Thanks to a $46,000 grant, an industrial-sized pressure cooker was purchased, and so far it’s been worth its weight in gold—or at least golden lentil dal. It turns out the instant pot has a lot going for it in terms of sustainability,
Like many in the college dining world, the chefs at the University of Montana have been shifting to a more plant-based menu, with hearty portions of pulses taking up the slack for the “less meat, better meat” mindset.
“Last year we purchased about $76,000 worth of canned beans,” Howard says. “And a lot of pulses are grown here in Montana.”
“So they’re grown in Montana, shipped somewhere else, canned then shipped back to us,” he continues, reflecting on the carbon footprint aspect.
The pressure cooker’s speedy way of cooking dried pulses is one of its major positives in an onsite setting. A pressure cooker works by allowing steam (and pressure) to build up inside a sealed pot, making food cook much faster than with traditional braising or roasting. A valve on the pot controls the level of pressure. Dried lentils can be cooked in an hour.
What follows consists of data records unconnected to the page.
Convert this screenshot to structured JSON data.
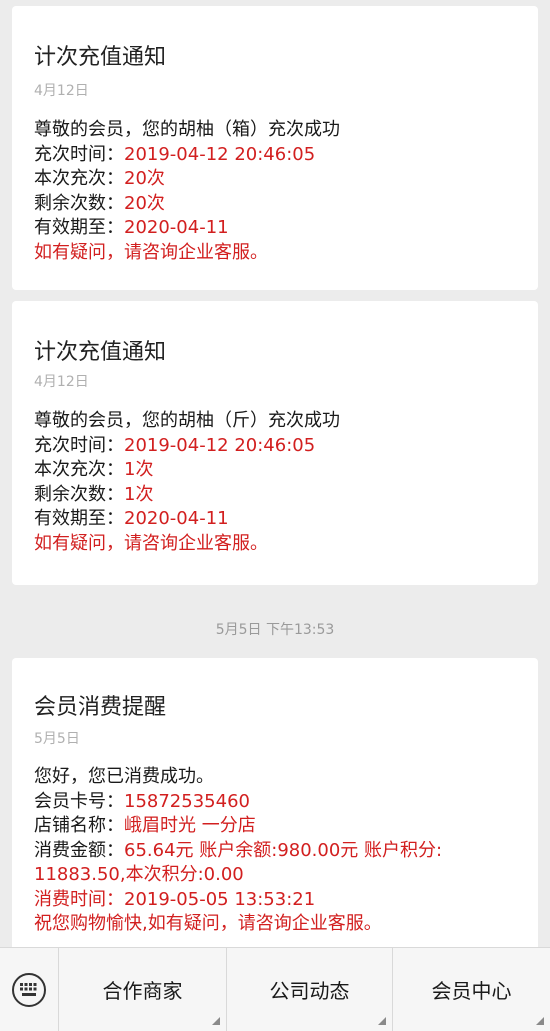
{
  "cards": [
    {
      "title": "计次充值通知",
      "date": "4月12日",
      "greeting": "尊敬的会员，您的胡柚（箱）充次成功",
      "time_label": "充次时间：",
      "time_value": "2019-04-12 20:46:05",
      "count_label": "本次充次：",
      "count_value": "20次",
      "remaining_label": "剩余次数：",
      "remaining_value": "20次",
      "valid_label": "有效期至：",
      "valid_value": "2020-04-11",
      "notice": "如有疑问，请咨询企业客服。"
    },
    {
      "title": "计次充值通知",
      "date": "4月12日",
      "greeting": "尊敬的会员，您的胡柚（斤）充次成功",
      "time_label": "充次时间：",
      "time_value": "2019-04-12 20:46:05",
      "count_label": "本次充次：",
      "count_value": "1次",
      "remaining_label": "剩余次数：",
      "remaining_value": "1次",
      "valid_label": "有效期至：",
      "valid_value": "2020-04-11",
      "notice": "如有疑问，请咨询企业客服。"
    }
  ],
  "timestamp": "5月5日 下午13:53",
  "consume_card": {
    "title": "会员消费提醒",
    "date": "5月5日",
    "greeting": "您好，您已消费成功。",
    "card_no_label": "会员卡号：",
    "card_no_value": "15872535460",
    "store_label": "店铺名称：",
    "store_value": "峨眉时光 一分店",
    "amount_label": "消费金额：",
    "amount_value": "65.64元 账户余额:980.00元 账户积分:",
    "amount_value_cont": "11883.50,本次积分:0.00",
    "time_line": "消费时间：2019-05-05 13:53:21",
    "notice": "祝您购物愉快,如有疑问，请咨询企业客服。"
  },
  "bottom_menu": {
    "keyboard_icon": "keyboard-icon",
    "items": [
      {
        "label": "合作商家"
      },
      {
        "label": "公司动态"
      },
      {
        "label": "会员中心"
      }
    ]
  }
}
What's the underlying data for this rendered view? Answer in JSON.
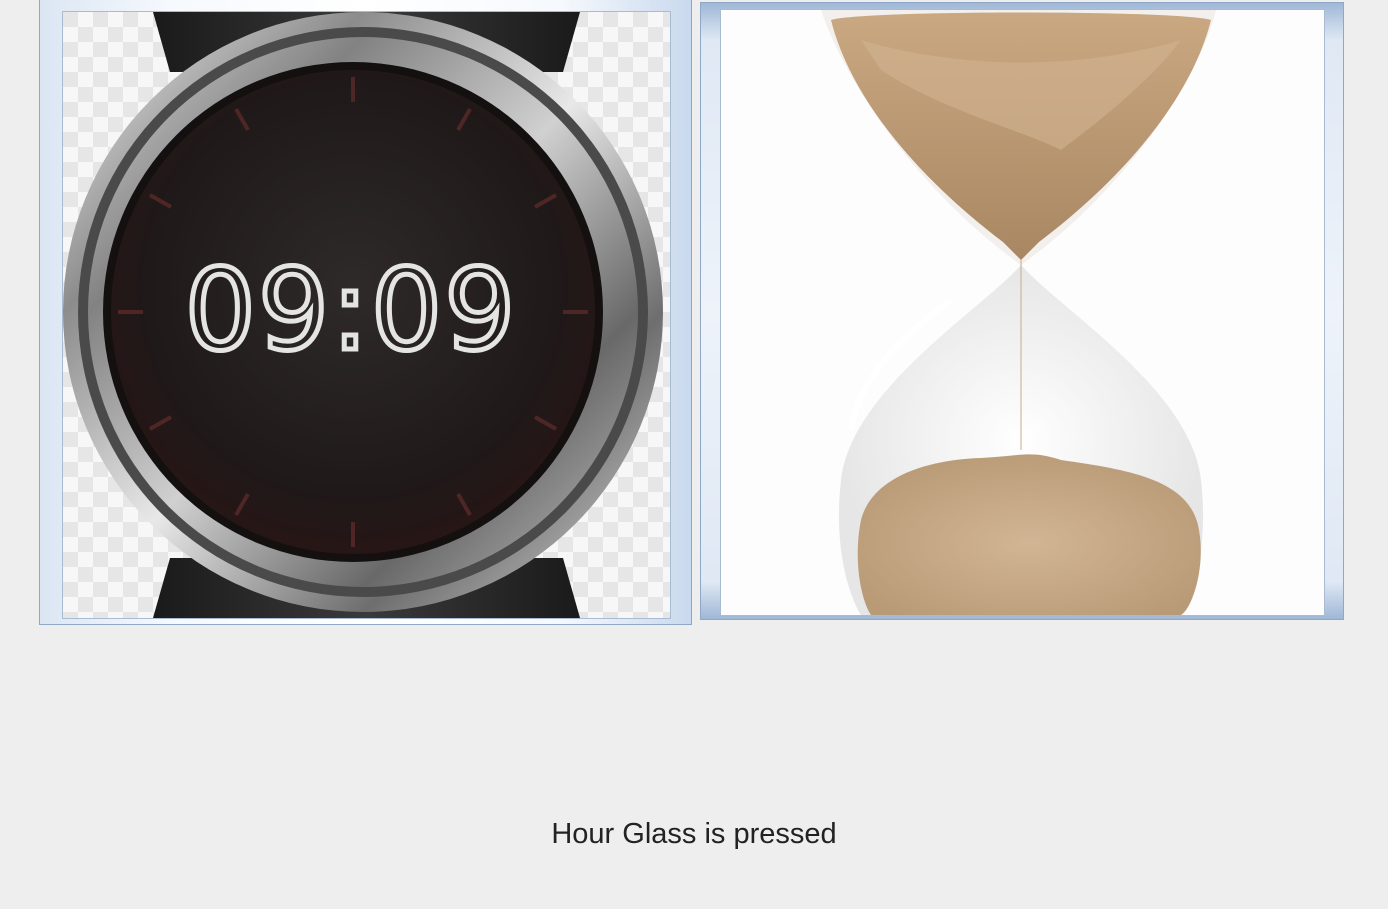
{
  "buttons": {
    "watch": {
      "icon": "watch-icon",
      "display_time": "09:09"
    },
    "hourglass": {
      "icon": "hourglass-icon"
    }
  },
  "status": {
    "text": "Hour Glass is pressed"
  },
  "colors": {
    "background": "#eeeeee",
    "button_border": "#8fa8c8",
    "watch_face": "#221c1c",
    "watch_bezel": "#bcbcbc",
    "sand": "#c9a882"
  }
}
Right now, UM Dining is on target to save about $10,000 on canned beans this year and reduce the amount of steel cans by about 300 pounds.
In addition, “we’re moving from a canned product that’s not organic to a dried product that is organic,” Howard says.
Another plus is the variety of pulses has gone way up, since many more unusual varieties (like delicate pink beans or fancy French green lentils) are available in dried form. The dining team has even switched the master hummus recipe from chickpea-based to lentil-based.
“The pressure cooker has opened up a lot of opportunities for our chefs to do some different things with pulses. And since we’re able to cook them for a shorter amount of time, we’re retaining more nutrients,” Howard says. “We doing more ethnic dishes than ever…we’re not just using them like ‘here’s some black beans with some sour cream on top.’ We’re positioning this as a more plant-forward way to eat.”
As if all those benefits weren’t enough, the ecology and agricultural win in the pressure cooker as well.
“Not only are we supporting local agriculture, but these plants are a good winter crop,” Howard says. “If they plant wheat one year, they can plant legumes the next and it’ll fix the nitrogen, suppress weeds and help farmers diversify their crops. Before lentils caught on, they would let a field be dormant for a year and then till it and put in the same crop as the year before. So farmers can now make more income.”